I don’t want the footsteps to be silent anymore, 2024
Oil on canvas Panel
£980
About the Artist
Isabella Amram is a Turkish and Venezuelan painter based in London, who is currently in the process of completing a Master’s Degree in Painting at the Royal College of Art. She holds a BA from Brown University, as well as a GD in Fine Art from UAL Chelsea, and has taken part in several shows across France, Turkey and the UK. Her paintings have been acquired by important collectors, such as the Green Family Art Foundation, and she is currently working on her first solo show taking place in April in Berlin, curated by Kira Streletzki in conjunction with Deutsche Bank. Isabella Amram’s work explores the layered intersections of presence-absence, transformation, embodiment, and meaning through the immediacy of mark-making.

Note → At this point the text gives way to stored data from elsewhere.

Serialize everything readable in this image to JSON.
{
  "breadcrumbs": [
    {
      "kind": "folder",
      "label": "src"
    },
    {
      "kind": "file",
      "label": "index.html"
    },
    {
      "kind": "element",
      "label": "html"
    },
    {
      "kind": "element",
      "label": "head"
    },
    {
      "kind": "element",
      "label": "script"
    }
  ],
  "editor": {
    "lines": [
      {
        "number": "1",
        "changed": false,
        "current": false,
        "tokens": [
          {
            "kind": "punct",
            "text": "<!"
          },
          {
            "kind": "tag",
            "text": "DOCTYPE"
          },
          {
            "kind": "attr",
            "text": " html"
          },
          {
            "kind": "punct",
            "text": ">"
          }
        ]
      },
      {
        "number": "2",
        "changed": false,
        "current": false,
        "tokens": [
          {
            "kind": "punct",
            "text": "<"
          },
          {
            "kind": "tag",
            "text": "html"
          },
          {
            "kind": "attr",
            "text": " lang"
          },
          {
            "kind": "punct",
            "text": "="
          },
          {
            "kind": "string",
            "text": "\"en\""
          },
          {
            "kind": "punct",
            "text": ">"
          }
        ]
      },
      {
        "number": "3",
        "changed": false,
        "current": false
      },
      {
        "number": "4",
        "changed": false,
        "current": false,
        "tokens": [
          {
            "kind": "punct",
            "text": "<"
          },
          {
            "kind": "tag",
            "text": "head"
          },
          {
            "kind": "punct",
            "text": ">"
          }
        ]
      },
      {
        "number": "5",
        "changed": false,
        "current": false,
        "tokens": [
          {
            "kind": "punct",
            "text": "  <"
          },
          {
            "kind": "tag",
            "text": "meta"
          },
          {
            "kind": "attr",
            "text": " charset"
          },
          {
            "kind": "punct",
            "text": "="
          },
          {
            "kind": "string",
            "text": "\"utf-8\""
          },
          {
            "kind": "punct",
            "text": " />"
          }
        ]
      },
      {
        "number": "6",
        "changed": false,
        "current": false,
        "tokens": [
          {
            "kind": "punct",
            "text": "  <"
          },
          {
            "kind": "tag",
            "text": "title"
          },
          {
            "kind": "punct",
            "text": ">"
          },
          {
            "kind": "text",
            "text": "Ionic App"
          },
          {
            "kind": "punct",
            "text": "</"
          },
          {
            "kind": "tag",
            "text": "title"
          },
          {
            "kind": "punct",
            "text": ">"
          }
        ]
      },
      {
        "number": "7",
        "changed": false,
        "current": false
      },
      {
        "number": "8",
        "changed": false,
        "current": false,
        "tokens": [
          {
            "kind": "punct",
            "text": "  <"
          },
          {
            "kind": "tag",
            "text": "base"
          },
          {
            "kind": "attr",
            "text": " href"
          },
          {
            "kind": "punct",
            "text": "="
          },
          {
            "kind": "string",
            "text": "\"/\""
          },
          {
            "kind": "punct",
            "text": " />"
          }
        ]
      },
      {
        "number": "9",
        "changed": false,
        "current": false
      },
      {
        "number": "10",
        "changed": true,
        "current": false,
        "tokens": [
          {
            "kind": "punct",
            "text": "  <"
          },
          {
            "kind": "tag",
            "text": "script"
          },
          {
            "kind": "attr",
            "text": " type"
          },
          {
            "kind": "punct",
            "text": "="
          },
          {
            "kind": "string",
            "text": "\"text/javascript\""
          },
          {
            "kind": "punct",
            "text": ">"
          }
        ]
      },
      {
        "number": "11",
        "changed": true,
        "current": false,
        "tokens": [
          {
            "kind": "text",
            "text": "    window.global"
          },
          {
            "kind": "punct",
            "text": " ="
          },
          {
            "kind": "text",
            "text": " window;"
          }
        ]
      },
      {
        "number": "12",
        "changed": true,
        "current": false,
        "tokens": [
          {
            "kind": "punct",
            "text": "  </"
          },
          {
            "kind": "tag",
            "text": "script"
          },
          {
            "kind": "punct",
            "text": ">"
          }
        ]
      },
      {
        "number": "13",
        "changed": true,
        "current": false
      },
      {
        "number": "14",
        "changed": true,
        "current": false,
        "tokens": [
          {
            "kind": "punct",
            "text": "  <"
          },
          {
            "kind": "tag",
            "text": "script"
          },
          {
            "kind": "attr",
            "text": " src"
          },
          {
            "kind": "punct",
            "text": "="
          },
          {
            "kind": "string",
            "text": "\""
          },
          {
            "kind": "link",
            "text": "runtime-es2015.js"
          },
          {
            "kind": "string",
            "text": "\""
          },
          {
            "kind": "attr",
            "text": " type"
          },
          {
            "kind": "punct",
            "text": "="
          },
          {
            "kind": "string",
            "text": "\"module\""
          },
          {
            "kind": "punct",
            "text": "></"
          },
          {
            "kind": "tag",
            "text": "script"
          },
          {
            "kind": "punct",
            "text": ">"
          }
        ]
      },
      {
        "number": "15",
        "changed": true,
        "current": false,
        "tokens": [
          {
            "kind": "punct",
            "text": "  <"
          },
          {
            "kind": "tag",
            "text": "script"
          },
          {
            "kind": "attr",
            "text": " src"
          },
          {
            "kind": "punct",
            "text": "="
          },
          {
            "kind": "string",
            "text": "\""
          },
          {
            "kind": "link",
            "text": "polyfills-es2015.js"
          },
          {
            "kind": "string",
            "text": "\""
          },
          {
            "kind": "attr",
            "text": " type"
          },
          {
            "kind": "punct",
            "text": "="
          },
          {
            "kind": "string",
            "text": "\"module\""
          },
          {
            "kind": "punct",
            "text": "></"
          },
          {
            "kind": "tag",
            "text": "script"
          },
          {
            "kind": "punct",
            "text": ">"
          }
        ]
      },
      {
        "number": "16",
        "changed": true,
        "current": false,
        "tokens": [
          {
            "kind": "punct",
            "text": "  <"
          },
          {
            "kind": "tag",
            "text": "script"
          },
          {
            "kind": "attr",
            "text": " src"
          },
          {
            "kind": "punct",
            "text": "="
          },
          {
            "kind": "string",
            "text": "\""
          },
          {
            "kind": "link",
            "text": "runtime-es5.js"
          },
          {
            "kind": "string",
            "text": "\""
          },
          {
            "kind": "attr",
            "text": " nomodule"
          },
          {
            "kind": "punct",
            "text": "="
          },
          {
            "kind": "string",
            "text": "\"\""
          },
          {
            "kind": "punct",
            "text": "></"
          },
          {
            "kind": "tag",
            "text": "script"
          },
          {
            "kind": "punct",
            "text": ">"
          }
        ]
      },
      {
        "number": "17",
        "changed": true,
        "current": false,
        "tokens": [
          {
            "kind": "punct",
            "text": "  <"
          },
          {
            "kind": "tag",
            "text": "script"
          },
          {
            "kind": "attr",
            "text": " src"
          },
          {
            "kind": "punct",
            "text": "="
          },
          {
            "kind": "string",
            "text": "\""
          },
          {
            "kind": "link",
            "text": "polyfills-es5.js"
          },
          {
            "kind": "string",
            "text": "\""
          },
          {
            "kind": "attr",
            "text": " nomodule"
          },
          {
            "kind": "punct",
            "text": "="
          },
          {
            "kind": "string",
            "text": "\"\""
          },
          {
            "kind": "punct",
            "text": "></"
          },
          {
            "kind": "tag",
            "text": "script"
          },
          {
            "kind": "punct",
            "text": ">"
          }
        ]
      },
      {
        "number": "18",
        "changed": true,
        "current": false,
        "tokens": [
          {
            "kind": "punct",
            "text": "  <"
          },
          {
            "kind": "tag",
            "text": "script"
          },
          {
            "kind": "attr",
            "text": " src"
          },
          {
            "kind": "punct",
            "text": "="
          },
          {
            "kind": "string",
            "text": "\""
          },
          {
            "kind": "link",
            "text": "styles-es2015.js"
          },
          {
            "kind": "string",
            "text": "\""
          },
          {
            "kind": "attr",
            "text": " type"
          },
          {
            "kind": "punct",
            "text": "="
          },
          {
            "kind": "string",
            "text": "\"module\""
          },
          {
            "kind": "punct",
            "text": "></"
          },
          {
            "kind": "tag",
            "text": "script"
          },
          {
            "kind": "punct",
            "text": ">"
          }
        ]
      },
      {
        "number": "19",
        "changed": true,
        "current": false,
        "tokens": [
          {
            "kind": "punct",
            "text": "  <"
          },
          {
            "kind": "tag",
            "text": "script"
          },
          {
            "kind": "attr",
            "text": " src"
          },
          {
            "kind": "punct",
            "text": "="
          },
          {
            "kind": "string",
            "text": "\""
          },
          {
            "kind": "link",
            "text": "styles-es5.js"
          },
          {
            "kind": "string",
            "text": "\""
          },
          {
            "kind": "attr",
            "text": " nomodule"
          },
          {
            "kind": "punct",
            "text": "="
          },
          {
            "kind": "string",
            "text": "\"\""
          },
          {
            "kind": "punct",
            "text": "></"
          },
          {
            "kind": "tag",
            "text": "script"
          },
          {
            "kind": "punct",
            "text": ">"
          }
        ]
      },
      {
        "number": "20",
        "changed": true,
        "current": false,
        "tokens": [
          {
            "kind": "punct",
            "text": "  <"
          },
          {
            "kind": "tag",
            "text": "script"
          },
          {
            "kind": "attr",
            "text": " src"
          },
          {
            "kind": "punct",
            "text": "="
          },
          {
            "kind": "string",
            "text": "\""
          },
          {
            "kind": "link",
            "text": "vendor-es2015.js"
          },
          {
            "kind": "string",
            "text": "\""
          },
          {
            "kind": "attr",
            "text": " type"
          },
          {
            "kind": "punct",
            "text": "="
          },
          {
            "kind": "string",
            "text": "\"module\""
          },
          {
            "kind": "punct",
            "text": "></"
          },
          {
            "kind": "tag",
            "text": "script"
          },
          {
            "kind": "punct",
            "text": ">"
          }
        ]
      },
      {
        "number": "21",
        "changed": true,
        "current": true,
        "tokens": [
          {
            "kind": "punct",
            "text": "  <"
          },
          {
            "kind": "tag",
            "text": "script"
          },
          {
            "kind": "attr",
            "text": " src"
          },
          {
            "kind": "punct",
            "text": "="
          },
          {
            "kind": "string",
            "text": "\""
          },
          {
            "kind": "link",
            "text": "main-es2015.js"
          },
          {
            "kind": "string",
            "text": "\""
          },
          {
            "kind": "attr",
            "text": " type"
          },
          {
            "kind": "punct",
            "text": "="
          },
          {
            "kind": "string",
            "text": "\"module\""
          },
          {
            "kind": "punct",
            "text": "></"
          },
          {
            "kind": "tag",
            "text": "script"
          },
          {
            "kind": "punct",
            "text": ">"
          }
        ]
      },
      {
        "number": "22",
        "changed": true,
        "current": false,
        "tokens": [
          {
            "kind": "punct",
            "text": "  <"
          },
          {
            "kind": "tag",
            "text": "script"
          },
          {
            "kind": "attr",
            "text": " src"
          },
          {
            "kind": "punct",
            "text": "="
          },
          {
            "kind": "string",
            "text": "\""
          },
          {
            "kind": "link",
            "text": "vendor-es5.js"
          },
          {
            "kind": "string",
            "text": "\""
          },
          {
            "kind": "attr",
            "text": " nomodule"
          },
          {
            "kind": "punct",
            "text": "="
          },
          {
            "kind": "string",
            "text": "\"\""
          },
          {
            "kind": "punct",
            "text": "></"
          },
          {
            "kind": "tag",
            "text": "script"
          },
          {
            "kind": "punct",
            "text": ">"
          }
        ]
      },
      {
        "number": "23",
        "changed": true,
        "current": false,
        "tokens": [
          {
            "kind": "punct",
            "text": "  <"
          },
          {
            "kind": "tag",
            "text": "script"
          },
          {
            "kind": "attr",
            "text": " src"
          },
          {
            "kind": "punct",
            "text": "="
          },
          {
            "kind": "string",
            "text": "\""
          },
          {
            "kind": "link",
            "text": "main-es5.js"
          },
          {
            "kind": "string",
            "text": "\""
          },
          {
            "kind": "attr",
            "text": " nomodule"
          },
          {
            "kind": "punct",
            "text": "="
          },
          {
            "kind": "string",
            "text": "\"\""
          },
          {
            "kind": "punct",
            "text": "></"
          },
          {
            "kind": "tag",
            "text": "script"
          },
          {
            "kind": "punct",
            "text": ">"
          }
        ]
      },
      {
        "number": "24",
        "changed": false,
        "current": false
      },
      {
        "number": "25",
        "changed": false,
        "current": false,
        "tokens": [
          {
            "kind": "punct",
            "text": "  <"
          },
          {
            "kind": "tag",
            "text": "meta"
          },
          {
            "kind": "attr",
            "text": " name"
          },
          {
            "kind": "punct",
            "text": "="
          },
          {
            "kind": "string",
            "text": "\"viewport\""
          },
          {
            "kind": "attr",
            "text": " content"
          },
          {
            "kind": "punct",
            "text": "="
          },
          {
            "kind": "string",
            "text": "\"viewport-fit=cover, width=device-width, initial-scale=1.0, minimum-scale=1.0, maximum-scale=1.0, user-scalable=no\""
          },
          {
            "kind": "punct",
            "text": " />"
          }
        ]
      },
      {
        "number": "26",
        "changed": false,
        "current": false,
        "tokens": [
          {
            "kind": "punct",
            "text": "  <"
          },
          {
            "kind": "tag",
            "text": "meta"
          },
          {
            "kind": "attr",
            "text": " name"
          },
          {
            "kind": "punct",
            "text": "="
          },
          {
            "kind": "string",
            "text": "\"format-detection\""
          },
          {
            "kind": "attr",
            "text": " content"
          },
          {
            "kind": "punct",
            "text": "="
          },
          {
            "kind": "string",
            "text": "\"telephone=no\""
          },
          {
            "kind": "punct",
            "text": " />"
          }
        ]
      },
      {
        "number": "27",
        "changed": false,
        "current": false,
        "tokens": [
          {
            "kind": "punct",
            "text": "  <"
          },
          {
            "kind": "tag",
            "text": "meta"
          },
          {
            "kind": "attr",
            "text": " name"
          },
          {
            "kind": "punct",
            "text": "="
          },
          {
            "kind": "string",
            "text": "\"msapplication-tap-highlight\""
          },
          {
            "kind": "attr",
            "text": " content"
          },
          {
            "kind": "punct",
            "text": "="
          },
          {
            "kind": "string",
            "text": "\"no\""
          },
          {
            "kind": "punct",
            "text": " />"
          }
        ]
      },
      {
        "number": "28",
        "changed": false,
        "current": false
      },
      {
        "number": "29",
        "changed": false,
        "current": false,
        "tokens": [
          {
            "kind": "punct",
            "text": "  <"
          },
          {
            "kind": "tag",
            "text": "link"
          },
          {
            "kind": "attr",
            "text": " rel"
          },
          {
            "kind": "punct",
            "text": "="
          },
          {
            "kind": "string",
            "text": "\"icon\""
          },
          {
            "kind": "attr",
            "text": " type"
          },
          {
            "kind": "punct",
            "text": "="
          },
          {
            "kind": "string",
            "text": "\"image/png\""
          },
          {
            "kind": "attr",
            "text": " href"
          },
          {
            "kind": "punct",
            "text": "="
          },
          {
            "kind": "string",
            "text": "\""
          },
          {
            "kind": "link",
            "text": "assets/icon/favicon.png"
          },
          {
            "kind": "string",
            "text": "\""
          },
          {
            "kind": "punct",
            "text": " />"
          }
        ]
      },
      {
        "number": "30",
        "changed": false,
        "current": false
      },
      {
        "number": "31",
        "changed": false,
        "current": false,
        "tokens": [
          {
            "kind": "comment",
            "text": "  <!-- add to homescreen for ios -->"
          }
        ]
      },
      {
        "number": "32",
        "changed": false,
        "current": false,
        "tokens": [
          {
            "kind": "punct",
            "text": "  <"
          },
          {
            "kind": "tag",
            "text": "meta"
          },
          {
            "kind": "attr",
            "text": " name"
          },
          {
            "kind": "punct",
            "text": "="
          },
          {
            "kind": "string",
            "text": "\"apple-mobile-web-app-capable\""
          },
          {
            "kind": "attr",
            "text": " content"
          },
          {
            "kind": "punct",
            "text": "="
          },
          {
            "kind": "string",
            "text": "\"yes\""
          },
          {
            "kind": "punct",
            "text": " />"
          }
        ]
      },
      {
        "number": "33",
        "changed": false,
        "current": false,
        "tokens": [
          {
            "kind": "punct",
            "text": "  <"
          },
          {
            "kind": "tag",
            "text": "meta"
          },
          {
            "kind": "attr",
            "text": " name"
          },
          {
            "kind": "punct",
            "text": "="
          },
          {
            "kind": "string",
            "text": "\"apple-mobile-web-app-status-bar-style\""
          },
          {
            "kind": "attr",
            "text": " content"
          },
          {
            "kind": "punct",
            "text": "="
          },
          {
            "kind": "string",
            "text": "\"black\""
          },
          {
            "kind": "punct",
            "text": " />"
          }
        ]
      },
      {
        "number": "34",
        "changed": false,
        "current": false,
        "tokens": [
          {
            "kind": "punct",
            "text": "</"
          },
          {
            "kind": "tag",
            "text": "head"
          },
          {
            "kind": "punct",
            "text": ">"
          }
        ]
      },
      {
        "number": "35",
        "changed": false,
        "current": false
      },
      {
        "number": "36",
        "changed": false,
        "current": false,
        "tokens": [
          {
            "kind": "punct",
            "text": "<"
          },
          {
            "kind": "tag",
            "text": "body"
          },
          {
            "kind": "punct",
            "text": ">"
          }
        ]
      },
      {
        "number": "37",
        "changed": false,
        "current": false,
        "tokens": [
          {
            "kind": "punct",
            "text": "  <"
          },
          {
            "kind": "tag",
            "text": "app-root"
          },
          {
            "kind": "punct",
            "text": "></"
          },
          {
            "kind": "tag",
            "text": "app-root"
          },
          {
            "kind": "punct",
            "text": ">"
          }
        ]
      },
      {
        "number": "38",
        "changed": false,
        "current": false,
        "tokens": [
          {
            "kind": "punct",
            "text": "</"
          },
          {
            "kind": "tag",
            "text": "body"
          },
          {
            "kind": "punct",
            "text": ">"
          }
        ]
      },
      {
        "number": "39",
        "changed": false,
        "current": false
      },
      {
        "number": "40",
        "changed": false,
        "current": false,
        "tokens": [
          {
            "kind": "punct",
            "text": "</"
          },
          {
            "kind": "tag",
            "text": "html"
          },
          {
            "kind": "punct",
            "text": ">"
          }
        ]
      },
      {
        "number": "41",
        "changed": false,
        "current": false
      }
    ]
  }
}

Painting becomes a site where materiality and energy converge in a reciprocal exchange, both shaping and being shaped by the flux of her and the surface's being-in-the-world. Iterative marks and lines are central to Isabella’s visual language, traversing the canvas while suggesting dynamism and tension. These marks, often resembling words or script, evoke the rhythm of language while remaining deliberately illegible. They suggest communication yet resist fixed meaning, embodying undecidability. As lines intersect, layer, and dissolve, they form clusters where connections emerge, dissolve, and reform, reflecting the fractal-like structures of existence—patterns that repeat and transform at different scales. This mirrors the layered, mysterious yet overwhelming nature of existence in an age where we have access to more and more rapid information and stimuli than ever before. Isabella’s process is also highly physical, engaging with surfaces as collaborators in a dynamic exchange of movement and gesture. Through crouching, rubbing, erasing, and stabbing, her marks become conduits for habitually intangible energies to reveal themselves as part of this dance. Ideas around phenomenology, fractal philosophy, and the trace set the foundation for Isabella’s practice, shaping her engagement with the layered, iterative, and interconnected nature of existence. She is also influenced by studies on tantric energy work, cross-cultural ancient occult imagery and ritual, and images of natural phenomena that are imperceptible to the naked eye without third-party technology. Some artists whose practices and works she often draws from are Ithell Colquhoun, Carolee Schneemann, Grace Hartigan, Joan Mitchell, Georgiana Houghton, and Catherine Goodman.